With regards to FOOM, I agree that doom from foom seems like an unlikely prospect (mainly due to diminishing returns on the utility of intelligence in many competitive settings) and I would agree that FOOM would require some experimental loop to be closed, which will push out time scales. I would also agree that the example of Go does not show what Yudkowsky thinks it does (it does help that this is a small world where it is feasible to do large reinforcement learning runs, and even then, Go programs have mostly confirmed human strategy, not totally upended it).
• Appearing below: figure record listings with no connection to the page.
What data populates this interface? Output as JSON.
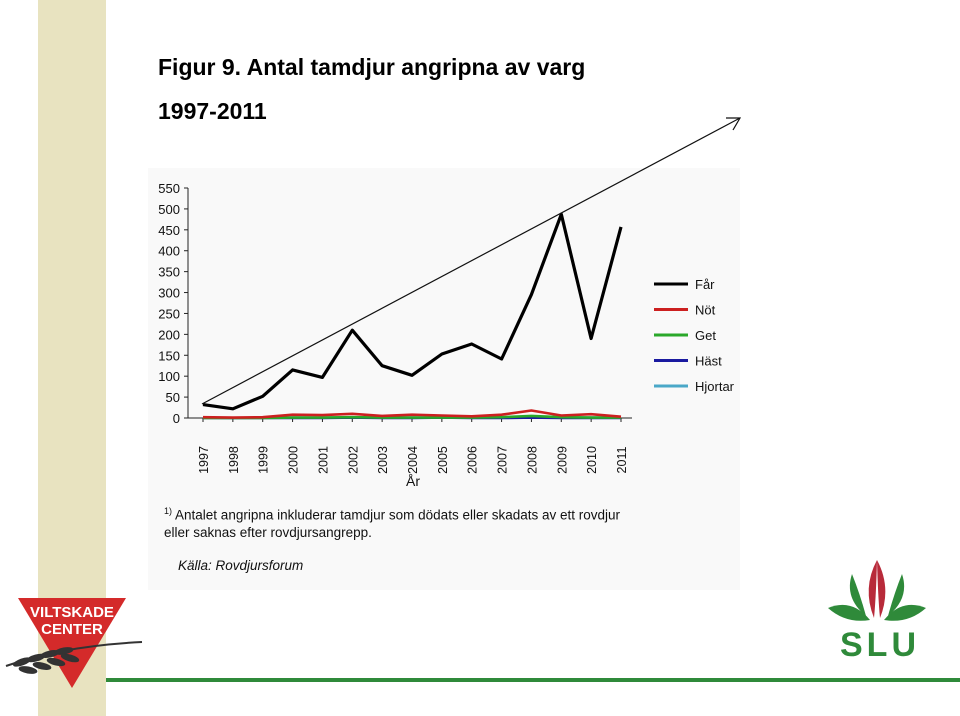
{
  "title": "Figur 9. Antal tamdjur angripna av varg",
  "subtitle": "1997-2011",
  "chart_data": {
    "type": "line",
    "x": [
      "1997",
      "1998",
      "1999",
      "2000",
      "2001",
      "2002",
      "2003",
      "2004",
      "2005",
      "2006",
      "2007",
      "2008",
      "2009",
      "2010",
      "2011"
    ],
    "xlabel": "År",
    "ylabel": "",
    "ylim": [
      0,
      550
    ],
    "yticks": [
      0,
      50,
      100,
      150,
      200,
      250,
      300,
      350,
      400,
      450,
      500,
      550
    ],
    "grid": false,
    "legend_position": "right",
    "series": [
      {
        "name": "Får",
        "color": "#000000",
        "values": [
          32,
          22,
          52,
          115,
          97,
          210,
          125,
          102,
          153,
          177,
          141,
          295,
          487,
          190,
          457
        ]
      },
      {
        "name": "Nöt",
        "color": "#cc2020",
        "values": [
          2,
          1,
          2,
          8,
          7,
          10,
          5,
          8,
          6,
          4,
          8,
          18,
          6,
          9,
          3
        ]
      },
      {
        "name": "Get",
        "color": "#2aa82a",
        "values": [
          0,
          0,
          0,
          1,
          1,
          2,
          1,
          1,
          1,
          1,
          2,
          5,
          2,
          1,
          1
        ]
      },
      {
        "name": "Häst",
        "color": "#1a1aa0",
        "values": [
          0,
          0,
          0,
          0,
          0,
          1,
          0,
          0,
          1,
          0,
          0,
          1,
          0,
          0,
          0
        ]
      },
      {
        "name": "Hjortar",
        "color": "#4aa8c8",
        "values": [
          1,
          0,
          1,
          1,
          1,
          1,
          1,
          1,
          1,
          1,
          1,
          2,
          1,
          1,
          1
        ]
      }
    ],
    "annotations": [
      "trend-arrow"
    ]
  },
  "footnote": {
    "marker": "1)",
    "text": "Antalet angripna inkluderar tamdjur som dödats eller skadats av ett rovdjur eller saknas efter rovdjursangrepp."
  },
  "source": "Källa: Rovdjursforum",
  "logos": {
    "left": {
      "name": "viltskade-center-logo",
      "line1": "VILTSKADE",
      "line2": "CENTER",
      "color": "#d42a2a"
    },
    "right": {
      "name": "slu-logo",
      "text": "SLU",
      "green": "#2f8a3a",
      "red": "#b82a3a"
    }
  },
  "colors": {
    "band": "#e8e3c0",
    "line": "#2f8a3a"
  }
}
But the possibility that if an unaided large NN achieved AGI or weak ASI, it would then be able to bootstrap itself to a much stronger level of ASI in a relatively short time (similar to the development cycle timeframe that led to the AGI/weak ASI itself; but involving extensive experimentation, so neither undetectable nor done in minutes or days) by combining improved algorithmic scaffolding with a smaller/faster policy network does not seem outlandish to me.
Lastly, I would argue that foom is in fact an observable phenomenon today. We see self-reinforcing, rapid, sudden onset improvement every time a neural network during training discovers a substantially new capability and then improves on it before settling into a new plateau. This is known as grokking and well-described in the literature on neural networks; there are even simple synthetic problems that produce a nice repeated pattern of grokking at successive levels of performance when a neural network is trained to solve them. I would expect that fooming can occur at various scales. However, I find the case that a large grokking step automatically happens when a system approaches human-level competence on general problem unconvincing (on the other hand, of course a large grokking step could happen in a system already at human-level competence by chance or happenstance and push into the weak ASI regime in a short time frame).